As far as neighboring Wilkes-Barre is concerned, a new mayor has been bringing positive change to the Diamond City (pop. 40,000). A few years ago the local media was all abuzz when Mayor Thomas Leighton said that he'd soon be making one of the largest announcements in the city's history. He kicked it off with a public press conference, and it was breaking news all over the places. Some thought he was going to announce that a Hard Rock Cafe was coming or that Wilkes-Barre would be hosting The Olympics. Others thought that a generous benefactor had pumped millions into the city's treasury to be spent on capital improvement projects. Instead he merely unveiled his new "I Believe" campaign, in which he aimed to transform the embittered Wilkes-Barre residents into once again having hope that their city could rise from the ashes like the Phoenix. Initially people were disappointed by the lackluster announcement, but now seemingly everyone is embracing it. I see "I Believe" posters in windows all over town, on bumper stickers all over cars, and even in some residential front lawns.
Wilkes-Barre's rebirth has been largely focused in its downtown area, which, by my estimation, will become a much nicer environment overall than Downtown Scranton over the course of the next five years (unless Scranton's officials and developers get off their duffs and kick some of their long-stalled projects into gear). The new Riverfront Park will be completed in under a year, featuring two portals in the levee wall that will permit downtown visitors to stroll right up to the riverbanks. It was just announced that the stalled Hotel Sterling and Murray Complex mixed-use projects are now going to be heading forwards.

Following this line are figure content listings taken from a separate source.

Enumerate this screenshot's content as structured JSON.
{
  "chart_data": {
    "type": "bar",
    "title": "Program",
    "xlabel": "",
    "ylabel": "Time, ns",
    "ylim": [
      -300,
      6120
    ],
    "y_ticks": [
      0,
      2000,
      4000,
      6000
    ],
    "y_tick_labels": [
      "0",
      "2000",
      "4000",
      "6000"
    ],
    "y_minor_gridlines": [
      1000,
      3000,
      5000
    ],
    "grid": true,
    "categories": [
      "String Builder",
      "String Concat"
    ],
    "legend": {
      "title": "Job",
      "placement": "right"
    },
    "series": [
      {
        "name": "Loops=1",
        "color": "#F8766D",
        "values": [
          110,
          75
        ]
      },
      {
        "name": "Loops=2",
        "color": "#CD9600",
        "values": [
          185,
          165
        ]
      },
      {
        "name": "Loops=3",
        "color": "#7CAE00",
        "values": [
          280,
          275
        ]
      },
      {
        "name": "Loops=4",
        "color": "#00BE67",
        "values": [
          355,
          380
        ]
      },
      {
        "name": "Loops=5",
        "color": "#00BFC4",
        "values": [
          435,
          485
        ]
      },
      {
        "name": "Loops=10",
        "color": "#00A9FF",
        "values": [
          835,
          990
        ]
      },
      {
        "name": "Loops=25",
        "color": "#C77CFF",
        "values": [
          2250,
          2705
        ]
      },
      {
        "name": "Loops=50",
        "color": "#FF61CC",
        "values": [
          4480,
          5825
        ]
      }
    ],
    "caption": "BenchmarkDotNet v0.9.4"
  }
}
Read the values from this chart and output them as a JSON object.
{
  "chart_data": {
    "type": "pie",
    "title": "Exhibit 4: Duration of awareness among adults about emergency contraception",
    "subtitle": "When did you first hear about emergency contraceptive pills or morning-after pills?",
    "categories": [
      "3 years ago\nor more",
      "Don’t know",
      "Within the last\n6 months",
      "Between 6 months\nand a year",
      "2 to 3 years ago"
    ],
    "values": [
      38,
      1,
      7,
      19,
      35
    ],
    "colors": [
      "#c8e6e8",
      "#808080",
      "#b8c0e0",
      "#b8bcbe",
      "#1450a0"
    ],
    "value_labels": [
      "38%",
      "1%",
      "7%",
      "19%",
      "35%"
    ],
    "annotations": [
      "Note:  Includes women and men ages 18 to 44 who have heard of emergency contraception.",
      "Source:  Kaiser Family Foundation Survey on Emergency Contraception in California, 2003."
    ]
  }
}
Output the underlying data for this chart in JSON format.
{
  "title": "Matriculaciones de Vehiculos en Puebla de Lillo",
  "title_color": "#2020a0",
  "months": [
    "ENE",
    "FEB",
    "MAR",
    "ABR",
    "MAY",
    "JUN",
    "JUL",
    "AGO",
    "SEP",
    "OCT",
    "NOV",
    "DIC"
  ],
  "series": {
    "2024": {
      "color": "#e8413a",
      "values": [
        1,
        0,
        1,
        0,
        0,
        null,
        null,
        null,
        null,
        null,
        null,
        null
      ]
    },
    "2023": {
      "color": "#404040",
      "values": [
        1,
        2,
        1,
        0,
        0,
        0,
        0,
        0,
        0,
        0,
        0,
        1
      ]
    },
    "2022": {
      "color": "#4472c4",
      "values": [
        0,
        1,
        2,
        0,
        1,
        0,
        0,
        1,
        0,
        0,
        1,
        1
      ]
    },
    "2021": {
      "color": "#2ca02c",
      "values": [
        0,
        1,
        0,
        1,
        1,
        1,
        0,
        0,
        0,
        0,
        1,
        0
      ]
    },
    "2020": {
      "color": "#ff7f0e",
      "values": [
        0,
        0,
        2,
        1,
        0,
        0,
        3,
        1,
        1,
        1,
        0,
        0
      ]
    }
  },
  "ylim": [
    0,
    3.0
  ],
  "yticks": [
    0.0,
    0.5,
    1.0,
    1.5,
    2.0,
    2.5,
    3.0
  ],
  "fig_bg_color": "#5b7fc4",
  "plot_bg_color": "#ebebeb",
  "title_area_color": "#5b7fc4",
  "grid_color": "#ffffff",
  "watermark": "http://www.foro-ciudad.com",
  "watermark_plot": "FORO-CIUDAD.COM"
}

King's College and Wilkes University continue to accept record enrollments and continue to expand---King's is so desperate for new space that they house some overflow students in downtown hotels and shuttle them back and forth, and a half-block of blighted buildings along North Main Street will soon be torn down to make way for a new mixed-use project. Victorian-era streetlights grace city streets. A new movie theater downtown is now turning a good profit margin. As the city's downtown continues to blossom, its adjacent neighborhoods will likewise become much more attractive and will begin to become gentrified. As of right now there are trouble spots for crime in parts of The Heights and South Wilkes-Barre, but over the next 5-10 years as the mayor continues to beef up the police force a lot of the riffraff should continue to head out (likely to Scranton, where their mayor licks his lips at the prospect of cutting public safety to balance the budget).
As far as finding renters is concerned, you can always put up an ad on the Scranton/Wilkes-Barre CraigsList featuring your property.
Here is an image I snapped from MSN Virtual Earth of the neighborhood in question:
As you can see it is your typical small PA town.